I luoghi che condividiamo — Educazione civica, 4–6 anni
Un parco, una biblioteca o un marciapiede sono usati da molte persone. Prendersi cura dei luoghi condivisi aiuta anche gli altri a usarli.
Condiviso significa che tutti possono usarlo
Un luogo condiviso non è la stanza privata di una persona. Molti possono usarlo, quindi ognuno deve lasciare spazio e prendersi cura di ciò che serve agli altri. Una panchina, un sentiero o un libro della biblioteca possono essere condivisi senza appartenere a una sola persona.

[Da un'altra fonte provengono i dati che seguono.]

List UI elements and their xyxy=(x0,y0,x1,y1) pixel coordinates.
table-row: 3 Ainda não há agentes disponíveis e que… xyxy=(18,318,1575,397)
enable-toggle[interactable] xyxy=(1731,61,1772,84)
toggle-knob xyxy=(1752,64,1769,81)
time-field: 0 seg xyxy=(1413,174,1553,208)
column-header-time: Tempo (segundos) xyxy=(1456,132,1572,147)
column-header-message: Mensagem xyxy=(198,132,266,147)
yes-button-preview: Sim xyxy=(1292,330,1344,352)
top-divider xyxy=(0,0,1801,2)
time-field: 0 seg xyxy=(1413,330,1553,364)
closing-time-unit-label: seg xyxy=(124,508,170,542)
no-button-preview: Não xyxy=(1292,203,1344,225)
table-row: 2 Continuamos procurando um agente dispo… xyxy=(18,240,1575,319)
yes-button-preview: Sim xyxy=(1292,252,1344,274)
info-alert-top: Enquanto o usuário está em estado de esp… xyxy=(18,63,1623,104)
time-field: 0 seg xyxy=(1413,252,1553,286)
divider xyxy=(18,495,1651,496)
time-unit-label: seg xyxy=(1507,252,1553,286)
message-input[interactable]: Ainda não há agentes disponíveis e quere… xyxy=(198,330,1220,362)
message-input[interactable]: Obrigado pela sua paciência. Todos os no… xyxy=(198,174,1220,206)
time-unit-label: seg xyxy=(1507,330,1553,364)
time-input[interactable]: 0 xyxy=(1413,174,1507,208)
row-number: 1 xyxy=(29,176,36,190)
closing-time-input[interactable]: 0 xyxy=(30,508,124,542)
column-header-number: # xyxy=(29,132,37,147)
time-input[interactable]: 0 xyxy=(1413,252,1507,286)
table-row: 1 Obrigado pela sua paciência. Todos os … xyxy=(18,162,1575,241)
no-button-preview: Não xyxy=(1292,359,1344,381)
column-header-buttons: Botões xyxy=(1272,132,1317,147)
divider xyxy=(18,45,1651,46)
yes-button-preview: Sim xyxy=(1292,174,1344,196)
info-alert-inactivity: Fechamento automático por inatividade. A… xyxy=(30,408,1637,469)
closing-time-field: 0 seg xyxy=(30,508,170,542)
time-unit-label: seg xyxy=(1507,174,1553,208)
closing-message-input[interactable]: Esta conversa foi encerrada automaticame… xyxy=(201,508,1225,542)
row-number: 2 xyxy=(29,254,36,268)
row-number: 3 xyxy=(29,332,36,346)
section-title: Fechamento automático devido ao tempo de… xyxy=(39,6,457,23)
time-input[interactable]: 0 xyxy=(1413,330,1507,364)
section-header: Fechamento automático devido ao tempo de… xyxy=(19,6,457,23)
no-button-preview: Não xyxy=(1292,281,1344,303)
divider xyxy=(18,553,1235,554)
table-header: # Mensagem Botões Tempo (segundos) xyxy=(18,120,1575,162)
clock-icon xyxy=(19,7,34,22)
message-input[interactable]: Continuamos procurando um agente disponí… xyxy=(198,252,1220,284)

Perché avere cura dei luoghi condivisi?
Se una persona lascia rifiuti, rompe un’attrezzatura o blocca un passaggio, molte altre perdono un luogo sicuro e piacevole. Ci prendiamo cura dei luoghi condivisi perché l’azione di una persona può influire su un intero gruppo. Così il luogo resta utile anche a chi viene dopo.
Prendersi cura del parco
Al parco, Anna finisce la merenda e vede due cestini: uno per i rifiuti generici e uno per la carta. Prima legge le etichette. Poi mette l’involucro nel cestino giusto. Infine dice a un adulto che un’altalena è rotta, invece di salirci.
Condiviso non significa che nessuno se ne occupa
Un bambino può pensare: «Non è mio, quindi non devo averne cura». È comprensibile, perché non ha comprato la panchina o il libro. Ma le cose condivise servono a molte persone, quindi ognuno può contribuire a lasciarle sicure e pronte da usare.
Avere cura nella comunità
Questa idea vale nei parchi, sugli autobus, nelle biblioteche, nei parchi giochi e nelle scale condivise. Mettiamo via i rifiuti, usiamo gli oggetti con cura e lasciamo spazio agli altri. Avvisiamo anche un adulto fidato se qualcosa è pericoloso, rotto o blocca il passaggio.